For \(r\in (0, 1)\), the density of the \(k\)th inter-arrival time is \(f_{X_{k}^n}(r) = n (1-r)^{n-1}\), for \(k=1, \ldots, n\).

Proof

From the proof of the previous lemma we have \(\P{X_1^n \leq r/n} = 1- (1-r)^{n}\), therefore \(f_{X_{1}^{n}}(r) \d r = \P{X_1^n \in [r, r + \d x]} = n (1-r)^{n-1} \d r\). By symmetry, \(X_1^n \sim X_{n+1}^{n}\). It remains to deal with the intermediate inter-arrivals.
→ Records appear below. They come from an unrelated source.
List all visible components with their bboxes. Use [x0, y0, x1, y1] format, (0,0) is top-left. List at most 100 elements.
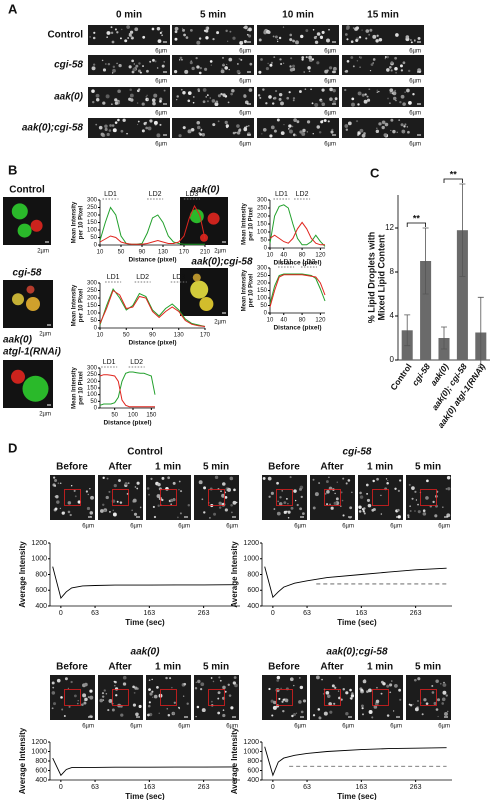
micrograph-speck: [308, 70, 311, 73]
micrograph-speck: [151, 678, 153, 681]
scale-label: 6µm: [226, 524, 238, 530]
micrograph-speck: [181, 58, 183, 61]
micrograph-speck: [277, 500, 279, 503]
micrograph-speck: [298, 700, 302, 704]
micrograph-speck: [142, 65, 144, 67]
x-axis-label: Distance (pixel): [128, 257, 176, 264]
micrograph-speck: [212, 680, 215, 683]
micrograph-speck: [401, 129, 406, 134]
micrograph-speck: [89, 695, 94, 700]
micrograph-speck: [151, 27, 155, 31]
micrograph-speck: [139, 506, 142, 509]
micrograph-speck: [89, 689, 93, 693]
scale-label: 6µm: [130, 724, 142, 730]
micrograph-speck: [230, 706, 234, 710]
micrograph-speck: [167, 713, 171, 717]
micrograph-speck: [137, 120, 140, 123]
significance: **: [413, 213, 421, 223]
y-tick-label: 50: [90, 399, 97, 405]
micrograph-speck: [442, 690, 447, 695]
micrograph-speck: [328, 476, 330, 479]
error-bar: [404, 314, 411, 347]
micrograph-speck: [229, 476, 234, 481]
micrograph-speck: [363, 512, 366, 515]
y-tick-label: 400: [35, 603, 47, 610]
micrograph-speck: [136, 481, 140, 485]
micrograph: [172, 55, 254, 75]
error-bar: [441, 326, 447, 350]
micrograph-speck: [376, 34, 379, 37]
micrograph-speck: [344, 88, 347, 92]
micrograph-speck: [148, 704, 151, 708]
micrograph-speck: [446, 513, 451, 518]
y-axis-label: Mean Intensity: [72, 367, 78, 409]
scale-label: 6µm: [239, 111, 251, 117]
frame-label: 5 min: [203, 462, 229, 473]
micrograph-speck: [321, 102, 326, 107]
micrograph-speck: [60, 696, 63, 699]
micrograph-speck: [167, 476, 171, 480]
micrograph-speck: [243, 127, 248, 132]
micrograph-speck: [224, 120, 228, 125]
micrograph-speck: [361, 93, 365, 97]
x-tick-label: 163: [355, 784, 367, 791]
frame-label: 5 min: [415, 462, 441, 473]
micrograph-speck: [283, 124, 285, 126]
micrograph-speck: [225, 124, 229, 128]
micrograph-speck: [203, 486, 207, 490]
scale-label: 6µm: [82, 524, 94, 530]
micrograph-speck: [179, 56, 183, 60]
micrograph-speck: [280, 62, 283, 66]
y-axis-label: per 10 Pixel: [79, 371, 85, 405]
micrograph-speck: [234, 683, 238, 688]
micrograph-speck: [114, 101, 119, 105]
y-axis-label: per 10 Pixel: [249, 207, 255, 241]
y-tick-label: 12: [385, 223, 394, 232]
micrograph-speck: [410, 41, 413, 44]
micrograph-speck: [133, 63, 135, 65]
micrograph-speck: [291, 714, 294, 718]
y-tick-label: 1200: [31, 739, 47, 746]
micrograph-speck: [172, 712, 175, 715]
micrograph-speck: [312, 29, 315, 31]
micrograph-speck: [332, 100, 336, 104]
micrograph-speck: [108, 129, 112, 132]
micrograph-speck: [107, 709, 110, 712]
micrograph-speck: [376, 127, 378, 130]
micrograph-speck: [204, 67, 208, 71]
x-axis-label: Distance (pixel): [128, 340, 176, 347]
micrograph-speck: [262, 127, 267, 132]
bleach-roi: [112, 689, 129, 706]
bleach-roi: [276, 689, 293, 706]
micrograph-speck: [183, 33, 186, 37]
micrograph-speck: [447, 487, 451, 491]
micrograph-speck: [285, 687, 289, 691]
micrograph-speck: [128, 33, 132, 37]
x-axis-label: Distance (pixel): [273, 325, 321, 332]
micrograph-speck: [173, 69, 178, 74]
micrograph-speck: [270, 699, 274, 703]
scale-label: 6µm: [390, 724, 402, 730]
y-tick-label: 600: [247, 587, 259, 594]
micrograph-speck: [201, 498, 204, 501]
micrograph-speck: [394, 89, 396, 92]
micrograph-speck: [232, 681, 236, 685]
micrograph-speck: [269, 134, 273, 138]
y-tick-label: 1000: [31, 748, 47, 755]
micrograph-speck: [282, 709, 285, 713]
micrograph-speck: [311, 58, 315, 61]
micrograph-speck: [445, 488, 448, 490]
micrograph-speck: [55, 495, 59, 499]
micrograph-speck: [233, 488, 236, 492]
micrograph-speck: [163, 61, 165, 63]
micrograph-speck: [178, 488, 180, 491]
scale-label: 6µm: [155, 49, 167, 55]
micrograph-speck: [384, 122, 389, 127]
micrograph-speck: [108, 490, 111, 493]
micrograph-speck: [222, 685, 226, 690]
micrograph-speck: [222, 93, 226, 97]
micrograph-speck: [330, 506, 334, 510]
droplet: [26, 285, 35, 294]
micrograph-speck: [116, 500, 119, 503]
micrograph-speck: [422, 512, 427, 516]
The probability of the event \(A_1^n < A_2^n < \cdots < A_{k-2}^n < x\), \(A_{k-1}^n \in [x, x+ \d x], A_k^n \in [y, y+\d y]\), \(y < A_{k+1}^{n} < \cdots A_n^{n}\) is given by

\begin{align*} f_{A_{k-1}^n, A_k^n}(x, y) \d x \d y = \frac{n!}{(k-2)!(n-k)!} x^{k-2} (1-y)^{n-k} \d x \d y, \end{align*}

because \(k-2\) arrivals must occur before \(k\), \(n-k\) after \(y\) and one arrival in \([x, x+\d x]\) and one in \([y, y+\d y]\). With this, the probability that \(X_k^{n} \in [r, r+\d r]\) becomes

\begin{align*} f_{X_{k}^n}(r) \d r = \d r \int_{0}^{1-r} f_{A_{k-1}^n, A_k^n}(x, x+r) \d x, \end{align*}

because \(X_{k}^{n}= A_{k}^{n } -A_{k-1}^{n}= r \implies y = A_{k}^{n } = A_{k-1}^{n} + r = x +r\), and \(x\) can lie anywhere in \([0, 1-r]\).
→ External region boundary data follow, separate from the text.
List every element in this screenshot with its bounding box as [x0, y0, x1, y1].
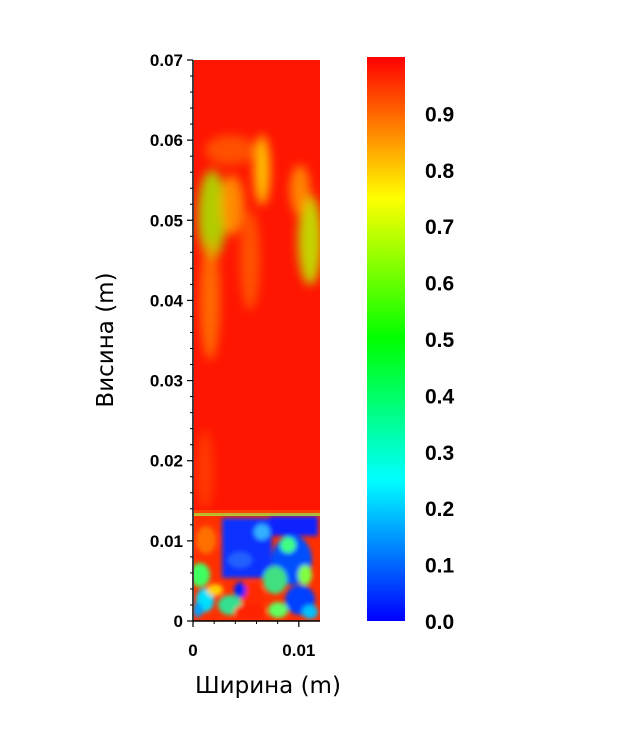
colorbar-tick-label: 0.0 [425, 611, 454, 634]
colorbar-tick-label: 0.8 [425, 160, 455, 183]
colorbar-tick-label: 0.2 [425, 498, 454, 521]
y-tick-label: 0.06 [150, 131, 183, 150]
x-tick-label: 0 [188, 641, 197, 660]
y-tick-label: 0.03 [150, 372, 183, 391]
colorbar-tick-label: 0.7 [425, 216, 454, 239]
colorbar-tick-label: 0.5 [425, 329, 455, 352]
y-ticks: 0 0.01 0.02 0.03 0.04 0.05 0.06 0.07 [150, 51, 193, 631]
colorbar-tick-label: 0.6 [425, 273, 454, 296]
y-axis-title: Висина (m) [93, 272, 119, 407]
colorbar [367, 57, 405, 621]
colorbar-tick-label: 0.9 [425, 103, 454, 126]
colorbar-tick-label: 0.1 [425, 555, 455, 578]
colorbar-ticks: 0.0 0.1 0.2 0.3 0.4 0.5 0.6 0.7 0.8 0.9 [425, 103, 455, 634]
colorbar-tick-label: 0.4 [425, 385, 455, 408]
y-tick-label: 0.02 [150, 452, 183, 471]
y-tick-label: 0.07 [150, 51, 183, 70]
y-tick-label: 0 [174, 612, 183, 631]
colorbar-tick-label: 0.3 [425, 442, 454, 465]
y-tick-label: 0.05 [150, 211, 183, 230]
x-ticks: 0 0.01 [188, 621, 315, 660]
y-tick-label: 0.04 [150, 291, 184, 310]
x-tick-label: 0.01 [282, 641, 315, 660]
x-axis-title: Ширина (m) [195, 673, 341, 699]
heatmap-field [194, 60, 320, 621]
y-tick-label: 0.01 [150, 532, 183, 551]
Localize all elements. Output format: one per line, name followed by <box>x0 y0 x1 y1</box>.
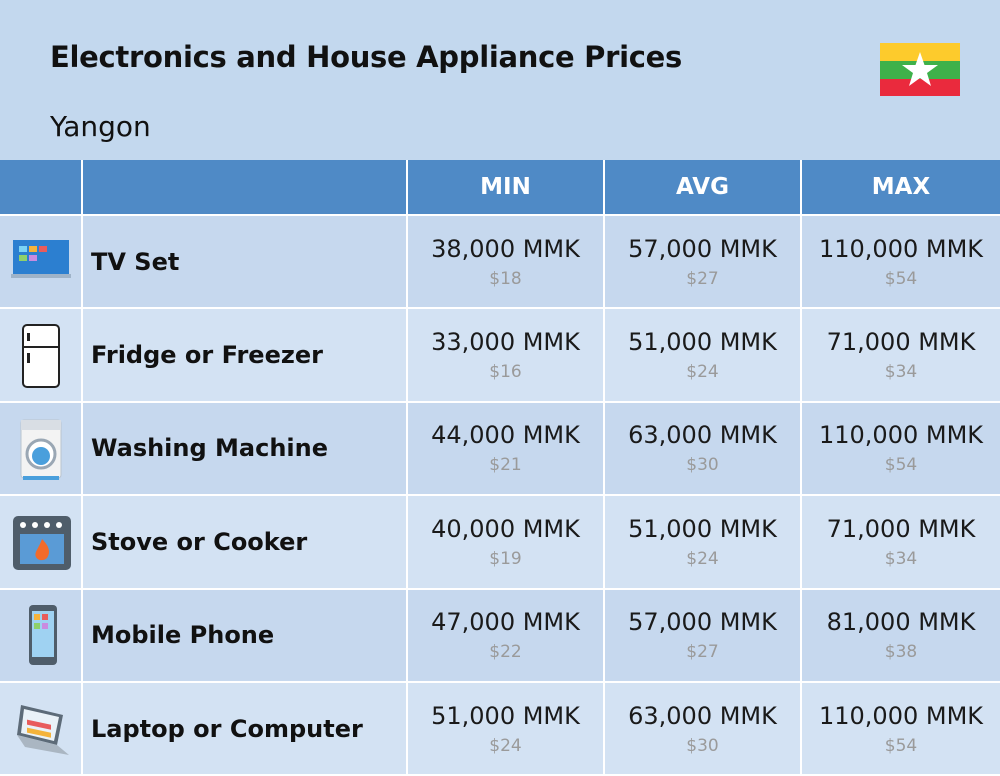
table-cell: 47,000 MMK $22 <box>408 589 605 683</box>
table-cell <box>0 309 83 403</box>
table-cell <box>0 402 83 497</box>
local-price: 110,000 MMK <box>818 701 984 730</box>
table-cell: 40,000 MMK $19 <box>408 496 605 590</box>
item-name-cell: Washing Machine <box>83 402 408 497</box>
usd-price: $27 <box>686 268 719 289</box>
table-cell: 63,000 MMK $30 <box>605 683 802 776</box>
table-cell: 110,000 MMK $54 <box>802 402 1000 497</box>
column-label: AVG <box>676 174 729 200</box>
usd-price: $34 <box>884 548 918 569</box>
usd-price: $34 <box>884 362 918 383</box>
item-icon <box>16 704 69 755</box>
title: Electronics and House Appliance Prices <box>50 40 682 74</box>
local-price: 63,000 MMK <box>628 421 777 450</box>
table-cell: 44,000 MMK $21 <box>408 402 605 497</box>
header-cell <box>0 160 83 216</box>
usd-price: $16 <box>489 362 522 383</box>
item-name: Stove or Cooker <box>91 527 308 556</box>
table-cell: 63,000 MMK $30 <box>605 402 802 497</box>
usd-price: $30 <box>686 455 719 476</box>
table-cell: 71,000 MMK $34 <box>802 496 1000 590</box>
item-name-cell: Laptop or Computer <box>83 683 408 776</box>
usd-price: $18 <box>489 268 522 289</box>
header-cell: MIN <box>408 160 605 216</box>
header-cell: AVG <box>605 160 802 216</box>
usd-price: $38 <box>884 642 918 663</box>
item-icon <box>20 419 61 481</box>
local-price: 51,000 MMK <box>628 514 777 543</box>
table-row: TV Set 38,000 MMK $18 57,000 MMK $27 110,000 … <box>0 216 1000 310</box>
usd-price: $54 <box>884 268 918 289</box>
table-cell: 110,000 MMK $54 <box>802 683 1000 776</box>
table-cell: 110,000 MMK $54 <box>802 216 1000 310</box>
usd-price: $22 <box>489 642 522 663</box>
usd-price: $19 <box>489 548 522 569</box>
local-price: 51,000 MMK <box>628 328 777 357</box>
table-cell: 51,000 MMK $24 <box>605 496 802 590</box>
local-price: 44,000 MMK <box>431 421 580 450</box>
item-name: Mobile Phone <box>91 621 275 650</box>
table-row: Fridge or Freezer 33,000 MMK $16 51,000 MMK… <box>0 309 1000 403</box>
item-name: TV Set <box>91 247 180 276</box>
usd-price: $24 <box>489 735 522 756</box>
item-icon <box>10 239 71 278</box>
column-label: MIN <box>480 174 531 200</box>
usd-price: $21 <box>489 455 522 476</box>
table-cell: 71,000 MMK $34 <box>802 309 1000 403</box>
table-cell <box>0 216 83 310</box>
item-name: Fridge or Freezer <box>91 341 323 370</box>
item-name: Laptop or Computer <box>91 714 363 743</box>
item-icon <box>28 605 57 666</box>
table-cell: 33,000 MMK $16 <box>408 309 605 403</box>
table-row: Washing Machine 44,000 MMK $21 63,000 MMK $3… <box>0 402 1000 497</box>
usd-price: $24 <box>686 548 719 569</box>
item-name-cell: Fridge or Freezer <box>83 309 408 403</box>
table-cell: 38,000 MMK $18 <box>408 216 605 310</box>
table-cell <box>0 589 83 683</box>
header-cell <box>83 160 408 216</box>
table-cell: 57,000 MMK $27 <box>605 216 802 310</box>
local-price: 51,000 MMK <box>431 701 580 730</box>
usd-price: $54 <box>884 455 918 476</box>
local-price: 47,000 MMK <box>431 608 580 637</box>
local-price: 71,000 MMK <box>826 328 976 357</box>
table-cell <box>0 496 83 590</box>
table-cell: 81,000 MMK $38 <box>802 589 1000 683</box>
table-cell: 57,000 MMK $27 <box>605 589 802 683</box>
column-label: MAX <box>871 174 931 200</box>
header-row: MIN AVG MAX <box>0 160 1000 216</box>
local-price: 57,000 MMK <box>628 234 777 263</box>
local-price: 110,000 MMK <box>818 234 984 263</box>
table-row: Mobile Phone 47,000 MMK $22 57,000 MMK $27 81… <box>0 589 1000 683</box>
local-price: 57,000 MMK <box>628 608 777 637</box>
subtitle: Yangon <box>50 110 151 143</box>
usd-price: $30 <box>686 735 719 756</box>
usd-price: $24 <box>686 362 719 383</box>
local-price: 38,000 MMK <box>431 234 580 263</box>
local-price: 110,000 MMK <box>818 421 984 450</box>
item-name: Washing Machine <box>91 434 329 463</box>
usd-price: $27 <box>686 642 719 663</box>
table-row: Stove or Cooker 40,000 MMK $19 51,000 MMK $2… <box>0 496 1000 590</box>
header-cell: MAX <box>802 160 1000 216</box>
item-name-cell: Mobile Phone <box>83 589 408 683</box>
local-price: 71,000 MMK <box>826 514 976 543</box>
table-cell: 51,000 MMK $24 <box>605 309 802 403</box>
local-price: 81,000 MMK <box>826 608 976 637</box>
price-table: MIN AVG MAX TV Set 38,000 MMK $18 57,000 MMK $2… <box>0 160 1000 776</box>
item-name-cell: TV Set <box>83 216 408 310</box>
table-cell: 51,000 MMK $24 <box>408 683 605 776</box>
usd-price: $54 <box>884 735 918 756</box>
table-row: Laptop or Computer 51,000 MMK $24 63,000 MM… <box>0 683 1000 776</box>
item-icon <box>21 324 60 389</box>
item-name-cell: Stove or Cooker <box>83 496 408 590</box>
item-icon <box>12 515 71 570</box>
flag <box>880 43 960 96</box>
table-cell <box>0 683 83 776</box>
local-price: 40,000 MMK <box>431 514 580 543</box>
local-price: 33,000 MMK <box>431 328 580 357</box>
local-price: 63,000 MMK <box>628 701 777 730</box>
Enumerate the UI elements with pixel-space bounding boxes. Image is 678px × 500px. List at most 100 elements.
Substituting in this integral the density \(f_{A_{k-1}^n, A_k^n}\), but dropping the factorials for the moment for notational ease, we find

\begin{align*} \int_{0}^{1-r} x^{k-2} (1-r-x)^{n-k} \d x &= (1-r)^{n-1}\int_0^{1-r} \left(\frac{x}{1-r}\right)^{k-2} \left( \frac{1-r - x}{1-r}\right)^{n-k} \d x\\ &= (1-r)^{n-1}\int_0^1 x^{k-2}(1-x)^{n-k} \d x \\ &= (1-r)^{n-1} \frac{(k-2)!(n-k)!}{(n-1)!}, \end{align*}

where we use the normalization constant of the Beta distribution to compute the last integral. Canceling the factorials proves the claim.
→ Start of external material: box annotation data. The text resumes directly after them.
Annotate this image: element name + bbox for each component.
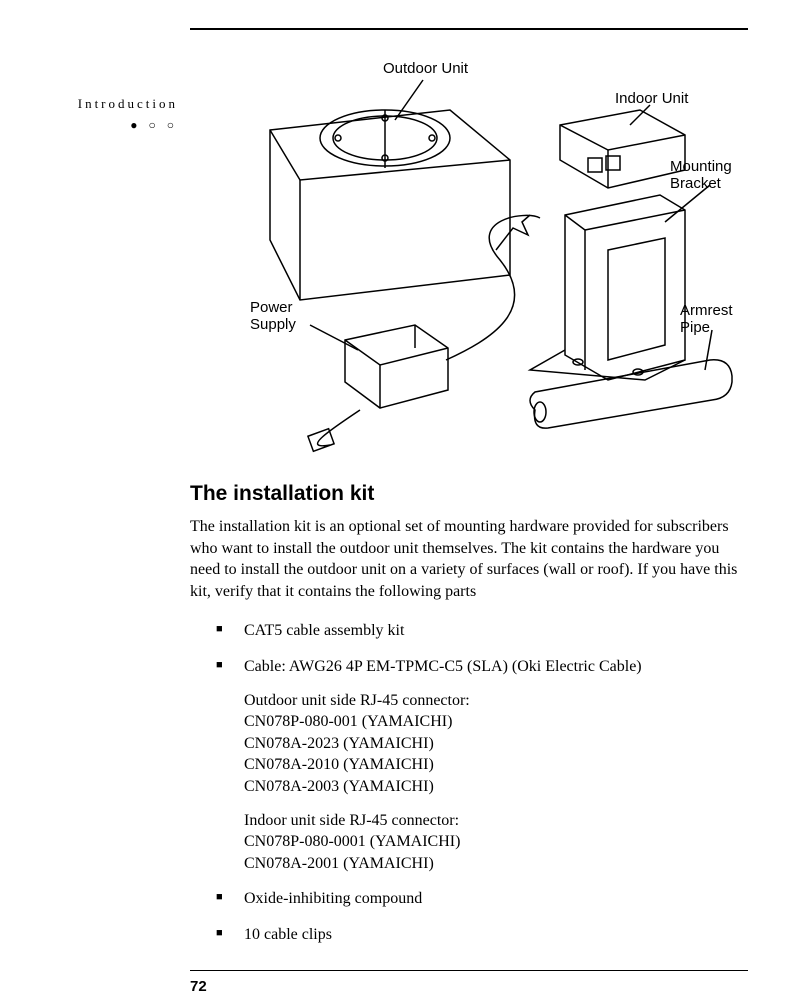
bullet-text: Oxide-inhibiting compound	[244, 890, 422, 907]
sub-block-outdoor: Outdoor unit side RJ-45 connector: CN078…	[244, 690, 744, 798]
side-label-text: Introduction	[38, 96, 178, 112]
bottom-rule	[190, 970, 748, 972]
sub-title: Outdoor unit side RJ-45 connector:	[244, 692, 470, 709]
section-title: The installation kit	[190, 482, 744, 506]
top-rule	[190, 28, 748, 30]
sub-title: Indoor unit side RJ-45 connector:	[244, 812, 459, 829]
list-item: Oxide-inhibiting compound	[216, 888, 744, 910]
callout-power-supply: Power Supply	[250, 299, 296, 333]
sub-line: CN078A-2001 (YAMAICHI)	[244, 855, 434, 872]
sub-line: CN078A-2010 (YAMAICHI)	[244, 756, 434, 773]
leader-armrest	[705, 330, 712, 370]
bullet-text: Cable: AWG26 4P EM-TPMC-C5 (SLA) (Oki El…	[244, 658, 642, 675]
armrest-pipe-shape	[530, 360, 732, 428]
callout-outdoor-unit: Outdoor Unit	[383, 60, 468, 77]
page-number: 72	[190, 978, 207, 995]
side-label-block: Introduction ● ○ ○	[38, 96, 178, 133]
callout-mounting-bracket-l1: Mounting	[670, 158, 732, 175]
leader-power	[310, 325, 358, 350]
bullet-text: 10 cable clips	[244, 926, 332, 943]
diagram-svg	[190, 50, 748, 460]
bullet-list: CAT5 cable assembly kit Cable: AWG26 4P …	[190, 620, 744, 945]
sub-line: CN078P-080-0001 (YAMAICHI)	[244, 833, 460, 850]
bullet-text: CAT5 cable assembly kit	[244, 622, 404, 639]
list-item: CAT5 cable assembly kit	[216, 620, 744, 642]
indoor-unit-shape	[560, 110, 685, 188]
list-item: Cable: AWG26 4P EM-TPMC-C5 (SLA) (Oki El…	[216, 656, 744, 874]
power-supply-shape	[308, 215, 540, 451]
sub-block-indoor: Indoor unit side RJ-45 connector: CN078P…	[244, 810, 744, 875]
sub-line: CN078P-080-001 (YAMAICHI)	[244, 713, 452, 730]
leader-indoor	[630, 105, 650, 125]
callout-indoor-unit: Indoor Unit	[615, 90, 688, 107]
installation-kit-diagram: Outdoor Unit Indoor Unit Mounting Bracke…	[190, 50, 748, 460]
section-intro: The installation kit is an optional set …	[190, 516, 744, 602]
sub-line: CN078A-2023 (YAMAICHI)	[244, 735, 434, 752]
content-area: The installation kit The installation ki…	[190, 482, 744, 960]
callout-armrest-pipe: Armrest Pipe	[680, 302, 733, 336]
callout-armrest-pipe-l1: Armrest	[680, 302, 733, 319]
callout-power-supply-l2: Supply	[250, 316, 296, 333]
mounting-bracket-shape	[530, 195, 685, 380]
callout-mounting-bracket-l2: Bracket	[670, 175, 721, 192]
outdoor-unit-shape	[270, 110, 510, 300]
list-item: 10 cable clips	[216, 924, 744, 946]
sub-line: CN078A-2003 (YAMAICHI)	[244, 778, 434, 795]
callout-power-supply-l1: Power	[250, 299, 293, 316]
callout-armrest-pipe-l2: Pipe	[680, 319, 710, 336]
callout-mounting-bracket: Mounting Bracket	[670, 158, 732, 192]
side-label-dots: ● ○ ○	[38, 118, 178, 133]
Combining the above two lemmas leads straightaway to the next theorem.

Th. 1.3.5

Let \(n\) jobs arrive at a station such that the arrival times are iid rvs \(U_{k}\sim \Unif{[0,1]}\). Then all inter-arrival times \(\{X_{k}^{n}\}_{k=1}^{n+1}\) as seen by the server (the hospital) are iid and \(\lim_{n\to\infty} \P{nX_{k}^{n}\leq x} = 1-e^{-x}\), i.e., exponentially distributed.

Proof

By Lem. 1.3.4, all rvs \(\{X_k^n\}_{k=1}^{n}\) have the same density \(n(1-r)^{n-1}\). By Lem. 1.3.3, \(\lim_{n\to\infty}\P{nX_k^n \leq x} = 1-e^{-x}\) for each \(k\).